Been experimenting with Claude 3.5 Sonnet for automated invoice processing and getting solid results overall, but hitting some interesting edge cases.
Setup: PDF → text extraction via PyMuPDF → structured JSON via Claude API. Processing ~200 invoices/day from various suppliers.
Accuracy is impressive for standard fields (vendor, total, date) — hitting about 94% on my test set. But running into issues with:
Anyone found good prompting strategies for these? Currently using a two-step approach: first pass for basic extraction, second pass for validation/corrections. Considering fine-tuning but the dataset prep seems brutal.
Also curious about cost optimization — running about $0.15 per invoice with current token usage. Worth exploring Claude Haiku for simpler invoices?
Code snippet of my validation prompt:
validation_prompt = f"Review this extracted data against the original invoice. Flag any inconsistencies in totals, dates, or vendor info: {extracted_data}"
Any tips appreciated, especially for handling those gnarly European invoices with 15 different tax rates.
Those API costs add up fast at scale. We switched to a hybrid approach - Claude for complex layouts, local regex/rules for standard invoice formats. Went from $180/month to $45 processing similar volume. Consider batching requests and caching vendor-specific templates. Have you calculated your per-invoice processing cost including the PyMuPDF overhead?
Hold up - are you sanitizing inputs before sending to Claude? Invoice PDFs are prime vectors for malicious content injection. Also consider data residency requirements - some regions prohibit sending financial docs to third-party APIs. We implemented local OCR + on-premise models after our compliance team flagged similar setup. The accuracy hit was worth avoiding potential regulatory issues. What's your data retention policy with Anthropic?
Nice results! I'm seeing similar accuracy with Claude 3.5 on financial docs.
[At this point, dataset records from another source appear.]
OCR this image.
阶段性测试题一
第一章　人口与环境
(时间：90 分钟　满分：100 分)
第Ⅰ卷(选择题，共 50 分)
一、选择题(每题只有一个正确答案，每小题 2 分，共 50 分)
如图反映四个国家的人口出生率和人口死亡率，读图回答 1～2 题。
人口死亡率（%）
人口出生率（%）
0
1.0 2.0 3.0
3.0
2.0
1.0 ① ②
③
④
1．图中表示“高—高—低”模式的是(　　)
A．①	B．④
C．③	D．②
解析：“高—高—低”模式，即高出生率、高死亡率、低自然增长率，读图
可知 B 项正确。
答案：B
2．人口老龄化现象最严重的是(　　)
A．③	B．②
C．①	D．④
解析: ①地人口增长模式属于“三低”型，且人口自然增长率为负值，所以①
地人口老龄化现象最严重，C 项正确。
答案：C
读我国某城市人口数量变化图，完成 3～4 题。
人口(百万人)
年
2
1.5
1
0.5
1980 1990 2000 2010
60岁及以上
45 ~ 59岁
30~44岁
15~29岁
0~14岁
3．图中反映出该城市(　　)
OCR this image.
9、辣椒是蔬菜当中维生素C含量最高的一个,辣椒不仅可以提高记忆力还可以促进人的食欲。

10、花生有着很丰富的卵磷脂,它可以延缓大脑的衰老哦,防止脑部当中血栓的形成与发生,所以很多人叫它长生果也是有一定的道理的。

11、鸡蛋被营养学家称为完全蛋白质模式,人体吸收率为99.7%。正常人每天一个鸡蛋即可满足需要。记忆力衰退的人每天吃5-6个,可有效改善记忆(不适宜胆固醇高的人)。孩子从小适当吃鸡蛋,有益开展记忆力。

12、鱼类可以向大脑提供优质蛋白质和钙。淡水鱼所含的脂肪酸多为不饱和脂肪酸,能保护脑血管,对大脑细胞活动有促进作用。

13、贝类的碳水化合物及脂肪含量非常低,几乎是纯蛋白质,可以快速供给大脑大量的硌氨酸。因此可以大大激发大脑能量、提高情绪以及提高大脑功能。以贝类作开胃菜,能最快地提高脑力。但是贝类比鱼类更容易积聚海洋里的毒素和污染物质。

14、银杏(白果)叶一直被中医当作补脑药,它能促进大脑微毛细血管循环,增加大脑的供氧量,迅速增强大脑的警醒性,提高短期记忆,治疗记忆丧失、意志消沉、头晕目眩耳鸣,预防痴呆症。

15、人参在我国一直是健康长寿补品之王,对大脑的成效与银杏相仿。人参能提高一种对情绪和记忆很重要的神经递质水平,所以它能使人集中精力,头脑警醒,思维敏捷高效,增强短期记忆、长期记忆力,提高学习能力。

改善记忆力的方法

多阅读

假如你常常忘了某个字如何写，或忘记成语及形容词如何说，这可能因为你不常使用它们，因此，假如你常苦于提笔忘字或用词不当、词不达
Pro tip: preprocess with table detection (like unstructured.io) before Claude - bumped our multi-column invoice accuracy from 91% to 96%. Also try few-shot examples in your prompt with your most common edge cases. What's your token usage looking like at 200/day? I'm averaging ~1200 tokens per invoice.
Your post cut off mid-sentence - what specific edge cases are you hitting? Line item extraction issues? Multi-page invoices? Foreign currency formatting? I'm evaluating Claude for similar use case and curious about the failure modes you're seeing. Also, how are you handling invoice tables that span multiple columns?
Respectfully, I'd question the PDF→text→LLM pipeline. You're losing crucial spatial information that invoices rely on. We get better results with vision models (GPT-4V or Claude 3.5 with images) directly on invoice images. Yes, higher token costs, but fewer extraction errors from misaligned text. The 94% accuracy might improve significantly with visual context preserved.